A small step in shifting our water culture
Despite the ongoing megadrought and looming environmental and health threats of losing our capital city’s namesake lake, Utah has struggled to change the culture around water usage. We continue to have some of the highest water usage rates per capita in the West.
There are various different landscaping methods and best practices that benefit water conservation. Some residents attempting to do their part in this aspect have experienced backlash, however, due to local ordinances that aren’t keeping up with the current situation. Some cities now, however, are requiring “localscaping” for all new construction. This localscaping initiative is described in a Salt Lake Tribune article as “35% or less of residential landscapes and 20% of commercial landscapes can have turf. It insists on efficient irrigation technology, native or low-water vegetation, and no lawns in areas like parking strips or steep slopes that are difficult to water as well.”
While this step is important, we need to remember that over development helped get us into this mess, and be careful that water “saved” will not become justification for continuing to over develop.
The plan also looks inadequate when compared to steps Nevada has taken, which include removing grass from existing landscapes, not just limiting it from new ones.

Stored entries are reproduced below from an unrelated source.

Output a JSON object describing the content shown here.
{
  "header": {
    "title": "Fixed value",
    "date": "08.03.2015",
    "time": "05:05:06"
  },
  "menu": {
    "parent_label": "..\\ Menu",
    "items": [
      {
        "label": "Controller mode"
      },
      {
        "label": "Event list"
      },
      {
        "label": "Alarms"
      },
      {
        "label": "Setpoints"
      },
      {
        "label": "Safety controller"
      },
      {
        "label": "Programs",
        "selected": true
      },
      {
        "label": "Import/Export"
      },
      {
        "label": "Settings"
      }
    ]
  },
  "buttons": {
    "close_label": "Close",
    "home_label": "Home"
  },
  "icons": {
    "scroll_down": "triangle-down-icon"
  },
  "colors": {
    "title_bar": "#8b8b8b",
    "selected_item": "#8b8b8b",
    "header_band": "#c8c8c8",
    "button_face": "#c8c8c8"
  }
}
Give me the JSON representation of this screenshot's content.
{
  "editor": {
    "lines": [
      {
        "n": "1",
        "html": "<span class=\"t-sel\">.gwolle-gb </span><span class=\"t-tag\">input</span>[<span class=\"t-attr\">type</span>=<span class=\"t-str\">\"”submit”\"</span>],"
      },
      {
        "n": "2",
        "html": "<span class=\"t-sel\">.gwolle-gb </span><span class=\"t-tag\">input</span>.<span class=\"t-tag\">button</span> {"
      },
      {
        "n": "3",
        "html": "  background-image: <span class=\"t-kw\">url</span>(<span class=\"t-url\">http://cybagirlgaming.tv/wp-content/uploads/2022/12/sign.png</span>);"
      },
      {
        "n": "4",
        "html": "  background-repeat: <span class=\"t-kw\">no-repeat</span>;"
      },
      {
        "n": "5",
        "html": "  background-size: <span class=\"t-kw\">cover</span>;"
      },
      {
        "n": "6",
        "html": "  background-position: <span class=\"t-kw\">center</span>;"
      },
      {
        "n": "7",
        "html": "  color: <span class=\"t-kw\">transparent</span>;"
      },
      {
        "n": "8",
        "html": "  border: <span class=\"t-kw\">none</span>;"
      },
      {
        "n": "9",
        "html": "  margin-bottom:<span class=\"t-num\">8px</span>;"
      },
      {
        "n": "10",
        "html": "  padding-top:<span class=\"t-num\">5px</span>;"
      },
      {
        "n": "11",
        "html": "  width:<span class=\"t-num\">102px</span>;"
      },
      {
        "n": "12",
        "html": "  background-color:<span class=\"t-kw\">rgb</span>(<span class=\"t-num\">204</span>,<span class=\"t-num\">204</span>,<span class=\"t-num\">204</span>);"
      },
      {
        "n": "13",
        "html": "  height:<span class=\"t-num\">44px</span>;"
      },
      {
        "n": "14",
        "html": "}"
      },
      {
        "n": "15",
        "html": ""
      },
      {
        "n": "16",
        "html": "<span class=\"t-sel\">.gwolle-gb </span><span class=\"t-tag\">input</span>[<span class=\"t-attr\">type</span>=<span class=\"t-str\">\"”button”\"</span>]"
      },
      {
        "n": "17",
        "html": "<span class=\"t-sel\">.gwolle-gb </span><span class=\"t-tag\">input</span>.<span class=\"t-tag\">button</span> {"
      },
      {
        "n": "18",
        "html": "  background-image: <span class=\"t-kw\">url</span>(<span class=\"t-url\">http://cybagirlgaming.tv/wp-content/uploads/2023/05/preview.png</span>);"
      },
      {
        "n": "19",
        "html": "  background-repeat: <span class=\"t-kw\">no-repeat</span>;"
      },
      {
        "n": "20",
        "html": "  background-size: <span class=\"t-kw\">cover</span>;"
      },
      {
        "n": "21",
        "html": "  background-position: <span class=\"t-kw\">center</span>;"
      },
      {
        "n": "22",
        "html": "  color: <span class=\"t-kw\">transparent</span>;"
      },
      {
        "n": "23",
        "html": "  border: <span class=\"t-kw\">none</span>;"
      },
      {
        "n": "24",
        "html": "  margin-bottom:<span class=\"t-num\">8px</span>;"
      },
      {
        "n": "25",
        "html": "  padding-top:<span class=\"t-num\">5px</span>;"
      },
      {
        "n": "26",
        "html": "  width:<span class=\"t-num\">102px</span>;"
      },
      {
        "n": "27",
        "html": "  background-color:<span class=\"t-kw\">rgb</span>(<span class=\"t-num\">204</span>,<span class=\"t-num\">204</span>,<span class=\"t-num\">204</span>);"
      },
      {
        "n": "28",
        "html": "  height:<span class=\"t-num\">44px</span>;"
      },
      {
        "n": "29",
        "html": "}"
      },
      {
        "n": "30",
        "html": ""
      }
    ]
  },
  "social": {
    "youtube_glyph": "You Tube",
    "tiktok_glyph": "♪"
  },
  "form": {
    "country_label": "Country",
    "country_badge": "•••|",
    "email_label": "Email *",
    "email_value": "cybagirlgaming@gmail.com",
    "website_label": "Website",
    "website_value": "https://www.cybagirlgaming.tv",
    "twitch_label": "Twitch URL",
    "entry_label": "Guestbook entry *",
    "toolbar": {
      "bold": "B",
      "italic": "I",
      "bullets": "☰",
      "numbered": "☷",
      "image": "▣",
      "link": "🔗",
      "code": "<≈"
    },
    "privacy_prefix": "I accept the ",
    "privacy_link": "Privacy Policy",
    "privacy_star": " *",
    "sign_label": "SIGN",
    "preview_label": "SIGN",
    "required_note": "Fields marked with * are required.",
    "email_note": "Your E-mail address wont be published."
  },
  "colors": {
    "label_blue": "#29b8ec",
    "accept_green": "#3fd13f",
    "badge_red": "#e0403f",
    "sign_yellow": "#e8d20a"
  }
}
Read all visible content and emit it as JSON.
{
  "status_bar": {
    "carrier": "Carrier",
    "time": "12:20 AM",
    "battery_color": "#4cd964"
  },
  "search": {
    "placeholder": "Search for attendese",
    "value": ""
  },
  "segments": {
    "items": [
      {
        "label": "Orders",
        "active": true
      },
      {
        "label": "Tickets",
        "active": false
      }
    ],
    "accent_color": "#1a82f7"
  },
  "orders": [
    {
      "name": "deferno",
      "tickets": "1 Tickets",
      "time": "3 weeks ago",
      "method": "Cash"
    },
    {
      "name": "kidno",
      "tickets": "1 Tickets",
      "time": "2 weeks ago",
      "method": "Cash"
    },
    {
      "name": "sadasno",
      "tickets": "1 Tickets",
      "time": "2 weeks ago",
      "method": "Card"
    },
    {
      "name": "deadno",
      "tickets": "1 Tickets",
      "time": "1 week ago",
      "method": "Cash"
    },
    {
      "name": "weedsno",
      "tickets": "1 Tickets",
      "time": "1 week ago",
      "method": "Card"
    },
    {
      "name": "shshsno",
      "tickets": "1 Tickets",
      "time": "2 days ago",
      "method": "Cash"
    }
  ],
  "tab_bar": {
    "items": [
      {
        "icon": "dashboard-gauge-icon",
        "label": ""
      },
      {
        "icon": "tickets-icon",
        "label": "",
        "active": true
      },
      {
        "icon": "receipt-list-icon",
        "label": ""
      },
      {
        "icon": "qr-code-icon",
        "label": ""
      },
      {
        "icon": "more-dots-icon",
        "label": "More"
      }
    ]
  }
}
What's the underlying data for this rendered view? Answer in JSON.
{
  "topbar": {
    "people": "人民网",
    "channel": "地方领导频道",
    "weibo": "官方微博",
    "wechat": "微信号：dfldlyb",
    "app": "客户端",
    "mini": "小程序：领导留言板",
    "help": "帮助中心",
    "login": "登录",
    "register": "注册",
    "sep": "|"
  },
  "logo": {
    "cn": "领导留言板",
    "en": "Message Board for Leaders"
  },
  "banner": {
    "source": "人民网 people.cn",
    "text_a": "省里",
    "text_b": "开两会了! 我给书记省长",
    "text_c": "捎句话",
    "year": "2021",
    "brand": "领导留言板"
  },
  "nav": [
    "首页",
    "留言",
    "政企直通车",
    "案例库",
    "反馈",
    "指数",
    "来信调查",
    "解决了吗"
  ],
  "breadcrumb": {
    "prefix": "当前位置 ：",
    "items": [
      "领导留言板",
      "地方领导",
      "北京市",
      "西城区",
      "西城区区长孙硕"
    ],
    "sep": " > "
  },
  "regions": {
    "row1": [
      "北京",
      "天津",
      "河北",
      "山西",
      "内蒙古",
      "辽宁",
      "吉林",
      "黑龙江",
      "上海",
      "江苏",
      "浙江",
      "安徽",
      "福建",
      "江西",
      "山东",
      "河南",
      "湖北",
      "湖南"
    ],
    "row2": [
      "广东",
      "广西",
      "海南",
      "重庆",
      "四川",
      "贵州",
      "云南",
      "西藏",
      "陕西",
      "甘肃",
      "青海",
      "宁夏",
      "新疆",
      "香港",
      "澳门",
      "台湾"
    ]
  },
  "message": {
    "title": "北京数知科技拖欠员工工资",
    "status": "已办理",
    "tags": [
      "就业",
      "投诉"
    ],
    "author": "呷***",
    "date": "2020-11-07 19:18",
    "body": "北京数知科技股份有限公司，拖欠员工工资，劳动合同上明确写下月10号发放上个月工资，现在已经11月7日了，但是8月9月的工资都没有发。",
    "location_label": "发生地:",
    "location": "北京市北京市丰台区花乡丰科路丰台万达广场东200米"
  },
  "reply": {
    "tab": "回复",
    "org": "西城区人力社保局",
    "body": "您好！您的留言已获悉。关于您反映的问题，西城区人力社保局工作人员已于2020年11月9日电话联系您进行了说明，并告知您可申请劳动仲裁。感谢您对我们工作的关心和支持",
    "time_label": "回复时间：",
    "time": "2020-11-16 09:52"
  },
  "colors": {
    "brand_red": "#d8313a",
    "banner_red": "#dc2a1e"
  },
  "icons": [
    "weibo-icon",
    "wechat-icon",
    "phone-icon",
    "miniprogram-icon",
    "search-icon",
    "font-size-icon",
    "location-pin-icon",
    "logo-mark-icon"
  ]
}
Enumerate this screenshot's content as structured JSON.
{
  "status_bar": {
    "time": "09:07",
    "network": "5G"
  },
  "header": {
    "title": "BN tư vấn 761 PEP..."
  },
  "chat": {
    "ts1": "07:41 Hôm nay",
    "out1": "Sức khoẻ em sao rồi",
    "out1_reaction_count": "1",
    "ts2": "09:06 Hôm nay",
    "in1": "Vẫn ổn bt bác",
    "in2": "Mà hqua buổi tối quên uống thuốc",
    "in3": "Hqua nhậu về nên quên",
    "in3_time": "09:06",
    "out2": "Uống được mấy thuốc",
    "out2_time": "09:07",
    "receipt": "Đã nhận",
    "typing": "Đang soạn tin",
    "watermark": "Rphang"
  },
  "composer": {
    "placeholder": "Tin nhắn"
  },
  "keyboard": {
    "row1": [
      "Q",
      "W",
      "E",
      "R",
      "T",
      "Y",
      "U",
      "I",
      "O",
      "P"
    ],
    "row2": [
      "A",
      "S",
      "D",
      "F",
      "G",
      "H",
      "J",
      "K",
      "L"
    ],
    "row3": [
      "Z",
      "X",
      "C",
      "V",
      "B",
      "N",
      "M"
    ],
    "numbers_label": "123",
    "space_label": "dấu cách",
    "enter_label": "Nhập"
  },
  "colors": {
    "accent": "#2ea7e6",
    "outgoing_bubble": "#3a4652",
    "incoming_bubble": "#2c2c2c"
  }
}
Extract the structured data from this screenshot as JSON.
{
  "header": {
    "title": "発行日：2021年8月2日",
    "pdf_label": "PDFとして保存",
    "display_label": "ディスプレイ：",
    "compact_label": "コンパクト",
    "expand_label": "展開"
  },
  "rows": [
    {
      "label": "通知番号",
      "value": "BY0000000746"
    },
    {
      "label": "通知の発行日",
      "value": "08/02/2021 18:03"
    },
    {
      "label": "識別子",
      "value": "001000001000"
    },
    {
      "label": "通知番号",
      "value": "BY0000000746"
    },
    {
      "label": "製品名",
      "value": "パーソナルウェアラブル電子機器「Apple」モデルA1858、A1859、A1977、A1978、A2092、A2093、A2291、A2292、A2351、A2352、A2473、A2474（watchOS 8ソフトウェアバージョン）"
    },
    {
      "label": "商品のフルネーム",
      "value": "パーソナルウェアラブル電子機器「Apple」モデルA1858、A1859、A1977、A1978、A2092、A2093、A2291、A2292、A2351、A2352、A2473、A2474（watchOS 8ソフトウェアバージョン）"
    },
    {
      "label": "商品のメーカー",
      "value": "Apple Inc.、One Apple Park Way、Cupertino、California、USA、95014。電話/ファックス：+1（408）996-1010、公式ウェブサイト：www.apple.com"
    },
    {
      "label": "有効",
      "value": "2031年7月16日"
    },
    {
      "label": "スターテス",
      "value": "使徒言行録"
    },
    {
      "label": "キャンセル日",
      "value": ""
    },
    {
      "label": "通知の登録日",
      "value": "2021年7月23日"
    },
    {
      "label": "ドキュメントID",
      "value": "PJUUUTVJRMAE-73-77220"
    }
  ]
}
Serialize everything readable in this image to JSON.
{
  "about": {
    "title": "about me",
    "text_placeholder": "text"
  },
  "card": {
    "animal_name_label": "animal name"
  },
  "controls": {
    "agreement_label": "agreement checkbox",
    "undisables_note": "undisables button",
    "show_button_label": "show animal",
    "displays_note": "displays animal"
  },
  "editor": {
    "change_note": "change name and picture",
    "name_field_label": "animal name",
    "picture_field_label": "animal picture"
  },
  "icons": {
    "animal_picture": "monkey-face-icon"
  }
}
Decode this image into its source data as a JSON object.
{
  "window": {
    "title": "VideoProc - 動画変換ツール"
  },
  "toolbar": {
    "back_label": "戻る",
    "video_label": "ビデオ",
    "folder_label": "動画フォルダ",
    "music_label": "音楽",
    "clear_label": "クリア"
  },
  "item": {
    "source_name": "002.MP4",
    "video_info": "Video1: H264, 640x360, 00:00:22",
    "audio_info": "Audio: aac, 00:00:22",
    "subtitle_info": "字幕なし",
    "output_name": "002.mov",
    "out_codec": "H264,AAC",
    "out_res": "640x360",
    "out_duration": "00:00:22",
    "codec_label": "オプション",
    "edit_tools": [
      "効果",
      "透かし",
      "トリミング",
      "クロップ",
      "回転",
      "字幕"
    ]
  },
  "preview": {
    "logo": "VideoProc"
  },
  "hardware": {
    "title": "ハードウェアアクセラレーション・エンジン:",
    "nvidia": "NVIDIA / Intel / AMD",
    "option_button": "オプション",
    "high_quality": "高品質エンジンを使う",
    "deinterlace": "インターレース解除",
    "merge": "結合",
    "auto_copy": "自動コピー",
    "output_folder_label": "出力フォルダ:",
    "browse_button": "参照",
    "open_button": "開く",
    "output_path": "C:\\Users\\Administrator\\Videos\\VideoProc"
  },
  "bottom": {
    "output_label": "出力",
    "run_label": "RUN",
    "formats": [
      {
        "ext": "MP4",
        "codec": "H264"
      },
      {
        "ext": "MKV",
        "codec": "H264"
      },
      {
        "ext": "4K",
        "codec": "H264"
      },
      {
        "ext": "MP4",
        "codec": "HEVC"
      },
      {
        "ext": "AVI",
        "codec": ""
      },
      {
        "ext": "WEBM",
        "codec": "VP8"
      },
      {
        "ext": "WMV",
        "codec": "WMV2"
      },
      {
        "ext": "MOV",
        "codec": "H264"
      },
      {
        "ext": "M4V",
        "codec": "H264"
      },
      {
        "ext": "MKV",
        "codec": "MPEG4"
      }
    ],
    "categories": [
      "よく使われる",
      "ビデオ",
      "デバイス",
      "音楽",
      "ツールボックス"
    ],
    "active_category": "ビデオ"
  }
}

We are not in Nevada – and that means that action needs to be even more drastic here. “But in addition to growth, the Wasatch Front faces another issue other booming Western communities do not: the ticking time bomb that is the Great Salt Lake. If it continues to shrivel, the drying lakebed will likely turn into a toxic dust bowl. And if that happens, will people keep building houses here?” The Tribune writes. Apparently, local water conservancy districts barely, if at all, even factor the shrinking Great Salt Lake into their conservation reports.
Small steps like this need to continue to be encouraged, although more needs to be done.